US light industrial real estate fund manager BKM Capital Partners has finalised a $550m (€525m) agreement with Kayne Anderson Real Estate to recapitalise a portfolio of nine properties.
The transaction marks Kayne Anderson Real Estate’s entry into the light industrial sector, expanding its $17bn real estate portfolio which includes senior and student housing, medical offices, multifamily housing and self-storage.
Al Rabil, Kayne Anderson Real Estate co-founder and CEO, said: “At Kayne Anderson Real Estate, we have always sought to invest in asset classes, such as medical office, seniors housing and student housing, which exhibit powerful fundamentals and allow us to leverage our platform’s sophistication and scale.
“We see immense opportunity in the light industrial market, and we’re thrilled to enter this asset class with an established partner in BKM.”
Brian Malliet, founder, CEO and CIO of BKM, said: “By combining our deep expertise in small-bay real estate investments with the support of a respected investment manager in Kayne Anderson, we are unlocking exceptional opportunities for growth.
“We hope this will be the first of many transactions with Kayne as we continue our long-term growth trajectory and execute on our unwavering commitment to creating sustainable value for our investors and partners. We are excited about the possibilities the future holds.”

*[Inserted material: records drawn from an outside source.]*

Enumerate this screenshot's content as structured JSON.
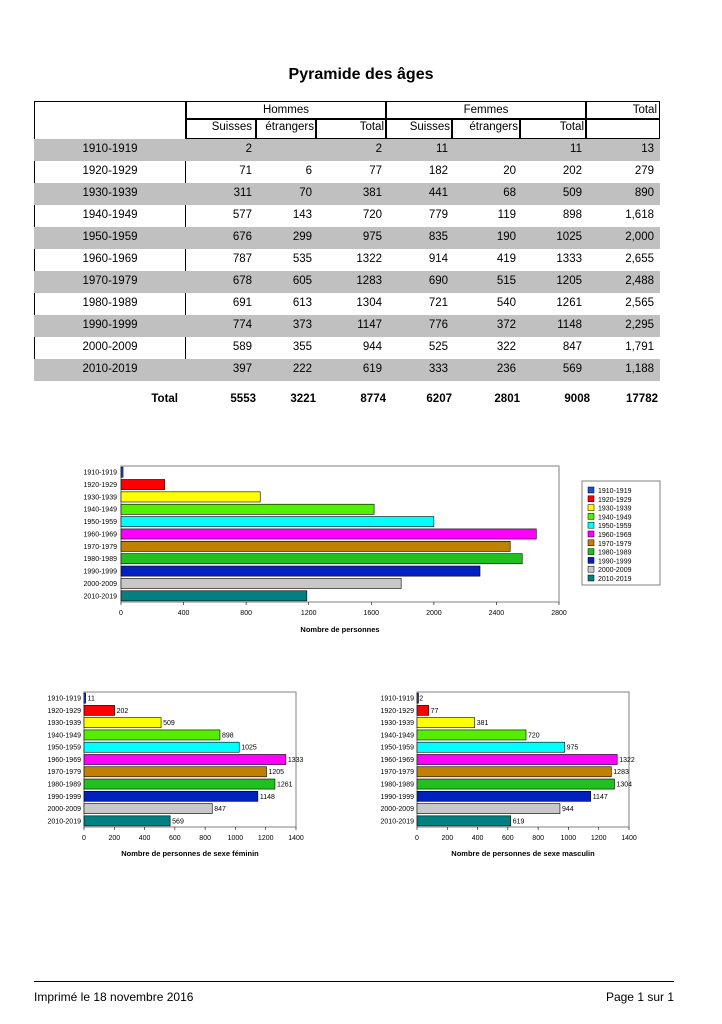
{
  "title": "Pyramide des âges",
  "table": {
    "group_hommes": "Hommes",
    "group_femmes": "Femmes",
    "group_total": "Total",
    "col_h_suisses": "Suisses",
    "col_h_etrangers": "étrangers",
    "col_h_total": "Total",
    "col_f_suisses": "Suisses",
    "col_f_etrangers": "étrangers",
    "col_f_total": "Total",
    "rows": [
      {
        "label": "1910-1919",
        "h_suisses": "2",
        "h_etrangers": "",
        "h_total": "2",
        "f_suisses": "11",
        "f_etrangers": "",
        "f_total": "11",
        "total": "13"
      },
      {
        "label": "1920-1929",
        "h_suisses": "71",
        "h_etrangers": "6",
        "h_total": "77",
        "f_suisses": "182",
        "f_etrangers": "20",
        "f_total": "202",
        "total": "279"
      },
      {
        "label": "1930-1939",
        "h_suisses": "311",
        "h_etrangers": "70",
        "h_total": "381",
        "f_suisses": "441",
        "f_etrangers": "68",
        "f_total": "509",
        "total": "890"
      },
      {
        "label": "1940-1949",
        "h_suisses": "577",
        "h_etrangers": "143",
        "h_total": "720",
        "f_suisses": "779",
        "f_etrangers": "119",
        "f_total": "898",
        "total": "1,618"
      },
      {
        "label": "1950-1959",
        "h_suisses": "676",
        "h_etrangers": "299",
        "h_total": "975",
        "f_suisses": "835",
        "f_etrangers": "190",
        "f_total": "1025",
        "total": "2,000"
      },
      {
        "label": "1960-1969",
        "h_suisses": "787",
        "h_etrangers": "535",
        "h_total": "1322",
        "f_suisses": "914",
        "f_etrangers": "419",
        "f_total": "1333",
        "total": "2,655"
      },
      {
        "label": "1970-1979",
        "h_suisses": "678",
        "h_etrangers": "605",
        "h_total": "1283",
        "f_suisses": "690",
        "f_etrangers": "515",
        "f_total": "1205",
        "total": "2,488"
      },
      {
        "label": "1980-1989",
        "h_suisses": "691",
        "h_etrangers": "613",
        "h_total": "1304",
        "f_suisses": "721",
        "f_etrangers": "540",
        "f_total": "1261",
        "total": "2,565"
      },
      {
        "label": "1990-1999",
        "h_suisses": "774",
        "h_etrangers": "373",
        "h_total": "1147",
        "f_suisses": "776",
        "f_etrangers": "372",
        "f_total": "1148",
        "total": "2,295"
      },
      {
        "label": "2000-2009",
        "h_suisses": "589",
        "h_etrangers": "355",
        "h_total": "944",
        "f_suisses": "525",
        "f_etrangers": "322",
        "f_total": "847",
        "total": "1,791"
      },
      {
        "label": "2010-2019",
        "h_suisses": "397",
        "h_etrangers": "222",
        "h_total": "619",
        "f_suisses": "333",
        "f_etrangers": "236",
        "f_total": "569",
        "total": "1,188"
      }
    ],
    "totals": {
      "label": "Total",
      "h_suisses": "5553",
      "h_etrangers": "3221",
      "h_total": "8774",
      "f_suisses": "6207",
      "f_etrangers": "2801",
      "f_total": "9008",
      "total": "17782"
    }
  },
  "colors": [
    "#1f4fd6",
    "#ff0000",
    "#ffff00",
    "#55ee00",
    "#00ffff",
    "#ff00ff",
    "#c08000",
    "#20c020",
    "#0020c0",
    "#c8c8c8",
    "#008080"
  ],
  "chart_data": [
    {
      "type": "bar",
      "orientation": "horizontal",
      "categories": [
        "1910-1919",
        "1920-1929",
        "1930-1939",
        "1940-1949",
        "1950-1959",
        "1960-1969",
        "1970-1979",
        "1980-1989",
        "1990-1999",
        "2000-2009",
        "2010-2019"
      ],
      "values": [
        13,
        279,
        890,
        1618,
        2000,
        2655,
        2488,
        2565,
        2295,
        1791,
        1188
      ],
      "xlabel": "Nombre de personnes",
      "xlim": [
        0,
        2800
      ],
      "xticks": [
        "0",
        "400",
        "800",
        "1200",
        "1600",
        "2000",
        "2400",
        "2800"
      ],
      "legend": "right",
      "legend_entries": [
        "1910-1919",
        "1920-1929",
        "1930-1939",
        "1940-1949",
        "1950-1959",
        "1960-1969",
        "1970-1979",
        "1980-1989",
        "1990-1999",
        "2000-2009",
        "2010-2019"
      ],
      "data_labels": false
    },
    {
      "type": "bar",
      "orientation": "horizontal",
      "categories": [
        "1910-1919",
        "1920-1929",
        "1930-1939",
        "1940-1949",
        "1950-1959",
        "1960-1969",
        "1970-1979",
        "1980-1989",
        "1990-1999",
        "2000-2009",
        "2010-2019"
      ],
      "values": [
        11,
        202,
        509,
        898,
        1025,
        1333,
        1205,
        1261,
        1148,
        847,
        569
      ],
      "xlabel": "Nombre de personnes de sexe féminin",
      "xlim": [
        0,
        1400
      ],
      "xticks": [
        "0",
        "200",
        "400",
        "600",
        "800",
        "1000",
        "1200",
        "1400"
      ],
      "data_labels": true
    },
    {
      "type": "bar",
      "orientation": "horizontal",
      "categories": [
        "1910-1919",
        "1920-1929",
        "1930-1939",
        "1940-1949",
        "1950-1959",
        "1960-1969",
        "1970-1979",
        "1980-1989",
        "1990-1999",
        "2000-2009",
        "2010-2019"
      ],
      "values": [
        2,
        77,
        381,
        720,
        975,
        1322,
        1283,
        1304,
        1147,
        944,
        619
      ],
      "xlabel": "Nombre de personnes de sexe masculin",
      "xlim": [
        0,
        1400
      ],
      "xticks": [
        "0",
        "200",
        "400",
        "600",
        "800",
        "1000",
        "1200",
        "1400"
      ],
      "data_labels": true
    }
  ],
  "footer": {
    "printed": "Imprimé le 18 novembre 2016",
    "page": "Page 1 sur 1"
  }
}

The nine-property portfolio consists of 510 units and over 2.1m sqft of small-bay industrial space located in high-density urban areas throughout the Western US.
Brett Turner, senior MD of acquisitions and dispositions at BKM, said: “As growth in the industrial sector continues to outperform market expectations, these assets have delivered exceptional returns thanks to our team’s strategic approach.
“With ongoing demand for small-bay industrial properties and strong historical rent growth trends, we see significant future potential, which our institutional management expertise is well-positioned to fully unlock.”